1. They still rely on legacy tools and technologies
Succeeding in the world of eCommerce requires technology built for eCommerce. Yet according to a recent report, only 36% of organizations are using cloud-based analytics platforms.
Companies can’t expect to achieve amazing eCommerce results when they’re still relying on legacy infrastructure and outdated tools. To capitalize on eCommerce, organizations need to leverage solutions that were designed for the modern world and the Right-Now Economy.
2. Architecture is treated as an afterthought
Imagine a company has just enabled eCommerce on its website using the same database it’s relied on for nearly a decade. For the first several months, the company sees a few sales come in here and there. But for the most part, traffic is low and the database can handle it without any hitches.

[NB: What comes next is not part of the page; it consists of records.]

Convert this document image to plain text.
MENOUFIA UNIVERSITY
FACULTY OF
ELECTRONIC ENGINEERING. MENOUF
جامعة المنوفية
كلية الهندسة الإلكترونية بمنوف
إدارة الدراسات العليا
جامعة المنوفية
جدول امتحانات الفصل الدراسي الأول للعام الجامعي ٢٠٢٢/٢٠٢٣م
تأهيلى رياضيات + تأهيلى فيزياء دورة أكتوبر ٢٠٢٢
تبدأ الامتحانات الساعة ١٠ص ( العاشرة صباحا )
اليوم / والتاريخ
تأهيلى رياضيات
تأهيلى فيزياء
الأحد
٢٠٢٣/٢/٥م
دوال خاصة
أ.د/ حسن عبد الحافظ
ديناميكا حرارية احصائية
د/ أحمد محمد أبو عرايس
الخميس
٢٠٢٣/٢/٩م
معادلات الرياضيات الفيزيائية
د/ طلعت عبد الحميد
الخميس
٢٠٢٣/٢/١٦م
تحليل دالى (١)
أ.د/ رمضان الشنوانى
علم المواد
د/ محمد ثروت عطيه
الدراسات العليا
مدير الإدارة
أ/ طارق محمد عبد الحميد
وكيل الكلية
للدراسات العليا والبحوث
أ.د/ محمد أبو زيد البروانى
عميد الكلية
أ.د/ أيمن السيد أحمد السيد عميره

All of a sudden, a clever advertisement catches on with customers. Traffic goes through the roof—until the underlying database can’t handle it any longer and the site gets knocked offline. It’s impossible to say how much sales the company missed out on due to inadequate architecture.
In building their eCommerce engines, many companies treat architecture as an afterthought. By taking a proactive approach, however, organizations can increase the chances their sites work properly every single time they’re accessed.
3. Product data isn’t managed as well as it needs to be
Some companies don’t pay as much attention to product data as they ought to.
Poor product content can translate into unfavorable business outcomes. For example, 40% of customers returned an online purchase because product descriptions were inaccurate. What’s more, 30% of customers abandoned their shopping carts for the same reason. Making matters worse, 86% of customers indicate they’d be unlikely to continue supporting a business that had inaccurate product descriptions.
While it might take some time and resources to make sure product data is pristine up front, those investments will likely return significant dividends down the road.
4. They lack visibility into their data
It’s one thing to collect data. It’s quite another thing to be able to analyze it and put it to use effectively.
How can a company serve up personalized customer experiences or real-time insights if they don’t have visibility into their data?
Lacking the right tools and infrastructure, most enterprise still lack full insight into their data, which prevents them from unlocking the true value of their data and maximizing their eCommerce revenue.